August 5, 2025

Tokenization: The Devil’s in the Details

It’s one thing for an issuer to authorize a class of tokenized common stock, but as Commissioner Hester Peirce observed in a recent speech, things get more complicated once tokenized securities are distributed to the public – particularly if somebody other than the issuer of the securities is doing the tokenizing:

Market participants who distribute, purchase, and trade tokenized securities also should consider the nature of these securities and the resulting securities laws implications. For example, depending on the particular facts and circumstances, a token could be a “receipt for a security,” which is itself a security but is distinct from the underlying security held by the distributor of the token.

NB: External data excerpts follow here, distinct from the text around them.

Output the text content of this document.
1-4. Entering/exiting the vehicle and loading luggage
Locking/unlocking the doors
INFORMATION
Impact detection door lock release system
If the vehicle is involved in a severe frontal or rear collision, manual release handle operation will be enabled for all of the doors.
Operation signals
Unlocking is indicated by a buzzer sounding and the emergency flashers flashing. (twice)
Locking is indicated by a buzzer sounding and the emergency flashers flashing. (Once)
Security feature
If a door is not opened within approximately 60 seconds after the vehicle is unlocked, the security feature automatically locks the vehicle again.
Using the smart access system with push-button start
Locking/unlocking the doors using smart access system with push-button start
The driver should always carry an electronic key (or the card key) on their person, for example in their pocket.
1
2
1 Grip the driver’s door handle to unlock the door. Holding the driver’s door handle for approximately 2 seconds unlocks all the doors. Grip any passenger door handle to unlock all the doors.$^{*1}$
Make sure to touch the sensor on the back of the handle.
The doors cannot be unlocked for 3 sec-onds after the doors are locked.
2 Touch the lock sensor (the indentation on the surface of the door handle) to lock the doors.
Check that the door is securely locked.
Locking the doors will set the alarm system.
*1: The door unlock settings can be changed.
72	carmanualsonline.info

Alternatively, a token that does not provide the holder with legal and beneficial ownership of the underlying security could be a “security-based swap” that cannot be traded off exchange by retail persons. While blockchain-based tokenization is new, the process of issuing an instrument representing a security is not. The same legal requirements apply to on- and off-chain versions of these instruments.

This Skadden memo digs into some of the legal issues implicated by tokenization by third party distributors, including possible compliance challenges under the Investment Company Act, the potential need for distributors to register as broker-dealers, the possibility that the trading platform for tokenized securities might be a securities exchange, the need to comply with SEC & CFTC rules on swaps, as well as the potential applicability of anti-money laundering and know your customer regulations. So, while the SEC is willing to work with people on the issues associated with tokenization, there appears to be no shortage of issues to work through.